At the center of this Potawatomi controversy is whether the chairman can also hold the position of tribal administrator. The constitution is being questioned by both sides in the debate - Barrett believes it gives him the right to appoint anyone to the position of administrator and the business committee disagrees.

Committee members used a resolution to remove Barrett as tribal administrator, but Barrett acquired a restraining order on the action and is waiting for an Aug. 18 hearing on a constitutional interpretation from the court. His position as chairman is not in question.

"I'm still at work," Barrett said. "Then I will know if I am in both jobs or in one job."

Barrett has been the chairman of the band since 1985 and speaks with pride of the "tremendous amount of growth and economic development" the tribe has seen in the past 16 years.

"We own and operate, I think, the largest tribally owned national bank. We own First National Bank and Trust Co. here in Shawnee. It's had tremendous growth. We operate an 18-hole golf course; a 24-lane Brunswick Bowling Center ... we have a $9 million, 87,000-square-foot grocery story under construction and we just finished a new clinic project. Our assets have grown in the past 14 years, our assets have increased by over $90 million."

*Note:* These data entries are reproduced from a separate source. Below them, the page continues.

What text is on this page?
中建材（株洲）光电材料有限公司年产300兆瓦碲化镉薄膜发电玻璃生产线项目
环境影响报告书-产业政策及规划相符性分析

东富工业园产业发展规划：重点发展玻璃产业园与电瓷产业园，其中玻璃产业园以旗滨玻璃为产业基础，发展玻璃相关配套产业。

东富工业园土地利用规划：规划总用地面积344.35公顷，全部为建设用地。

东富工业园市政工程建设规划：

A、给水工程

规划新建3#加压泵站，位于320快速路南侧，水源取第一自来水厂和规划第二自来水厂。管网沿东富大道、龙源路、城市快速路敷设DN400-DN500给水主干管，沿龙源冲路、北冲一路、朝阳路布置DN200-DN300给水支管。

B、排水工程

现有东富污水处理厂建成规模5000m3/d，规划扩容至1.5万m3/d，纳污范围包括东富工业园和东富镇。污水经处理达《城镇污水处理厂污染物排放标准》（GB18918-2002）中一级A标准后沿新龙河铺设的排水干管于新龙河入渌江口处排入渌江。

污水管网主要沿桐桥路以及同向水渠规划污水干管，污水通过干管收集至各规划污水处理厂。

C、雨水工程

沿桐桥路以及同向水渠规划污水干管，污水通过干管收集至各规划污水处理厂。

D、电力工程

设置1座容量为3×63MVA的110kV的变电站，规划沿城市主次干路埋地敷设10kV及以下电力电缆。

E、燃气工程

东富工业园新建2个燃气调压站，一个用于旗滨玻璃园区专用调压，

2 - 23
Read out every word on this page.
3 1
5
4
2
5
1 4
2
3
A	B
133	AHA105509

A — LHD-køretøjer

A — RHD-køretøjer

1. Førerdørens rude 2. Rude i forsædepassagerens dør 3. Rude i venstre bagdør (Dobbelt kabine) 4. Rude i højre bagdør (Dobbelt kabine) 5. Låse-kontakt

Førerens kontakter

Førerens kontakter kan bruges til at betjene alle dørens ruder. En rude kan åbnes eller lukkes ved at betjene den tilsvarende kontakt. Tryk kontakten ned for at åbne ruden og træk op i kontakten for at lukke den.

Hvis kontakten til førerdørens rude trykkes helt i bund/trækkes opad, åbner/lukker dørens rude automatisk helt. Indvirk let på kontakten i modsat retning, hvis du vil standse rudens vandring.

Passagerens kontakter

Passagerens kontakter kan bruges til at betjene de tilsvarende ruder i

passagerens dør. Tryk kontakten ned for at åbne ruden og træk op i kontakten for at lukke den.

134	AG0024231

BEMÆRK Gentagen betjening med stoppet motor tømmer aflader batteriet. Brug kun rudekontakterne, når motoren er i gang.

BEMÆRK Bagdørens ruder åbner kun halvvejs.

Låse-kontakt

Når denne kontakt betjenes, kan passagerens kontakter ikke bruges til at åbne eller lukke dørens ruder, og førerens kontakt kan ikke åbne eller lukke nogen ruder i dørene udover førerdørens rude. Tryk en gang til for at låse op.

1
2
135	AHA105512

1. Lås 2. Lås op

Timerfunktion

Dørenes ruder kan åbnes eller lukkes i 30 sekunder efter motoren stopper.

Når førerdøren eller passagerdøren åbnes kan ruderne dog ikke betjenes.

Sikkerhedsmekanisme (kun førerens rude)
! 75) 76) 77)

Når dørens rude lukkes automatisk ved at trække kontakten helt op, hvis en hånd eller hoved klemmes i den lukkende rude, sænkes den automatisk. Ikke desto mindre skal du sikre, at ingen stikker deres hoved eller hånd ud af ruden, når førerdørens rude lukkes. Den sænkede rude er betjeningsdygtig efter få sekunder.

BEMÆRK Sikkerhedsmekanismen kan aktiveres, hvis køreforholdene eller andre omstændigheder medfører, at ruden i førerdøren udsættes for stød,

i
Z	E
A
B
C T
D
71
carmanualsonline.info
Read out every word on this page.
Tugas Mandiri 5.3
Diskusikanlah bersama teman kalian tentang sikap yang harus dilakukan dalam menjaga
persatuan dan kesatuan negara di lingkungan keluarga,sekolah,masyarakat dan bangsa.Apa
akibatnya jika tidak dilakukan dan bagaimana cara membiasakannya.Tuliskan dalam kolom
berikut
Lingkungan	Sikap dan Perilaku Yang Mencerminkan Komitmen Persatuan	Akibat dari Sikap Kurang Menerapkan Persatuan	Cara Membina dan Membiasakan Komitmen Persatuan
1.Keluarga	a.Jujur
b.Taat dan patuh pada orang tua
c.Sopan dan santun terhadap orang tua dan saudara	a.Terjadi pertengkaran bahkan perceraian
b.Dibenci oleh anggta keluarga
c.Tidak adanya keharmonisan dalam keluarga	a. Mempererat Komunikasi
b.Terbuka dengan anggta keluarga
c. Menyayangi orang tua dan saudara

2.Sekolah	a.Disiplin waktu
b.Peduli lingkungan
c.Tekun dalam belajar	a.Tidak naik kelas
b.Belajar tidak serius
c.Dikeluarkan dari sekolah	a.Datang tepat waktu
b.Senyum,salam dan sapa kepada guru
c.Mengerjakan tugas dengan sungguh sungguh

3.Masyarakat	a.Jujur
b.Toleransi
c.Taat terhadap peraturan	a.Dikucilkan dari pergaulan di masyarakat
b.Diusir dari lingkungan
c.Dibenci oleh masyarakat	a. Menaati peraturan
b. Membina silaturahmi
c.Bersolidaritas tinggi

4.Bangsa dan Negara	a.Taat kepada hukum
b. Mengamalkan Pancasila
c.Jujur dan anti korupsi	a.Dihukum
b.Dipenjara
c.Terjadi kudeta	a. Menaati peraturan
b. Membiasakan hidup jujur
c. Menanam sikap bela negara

The tribe has members throughout the United States and holds meetings with those members in various cities around the country. Barrett said the tribe recently purchased land in Topeka, Kan., and planned to put in a tribal office and daycare center for members living in that area.

The chairman said he understands that growth like the Potawatomi Tribe has seen isn't without its ups and downs but he said that disagreements are a part of that growth. He also said tribes have the ability to resolve such differences internally.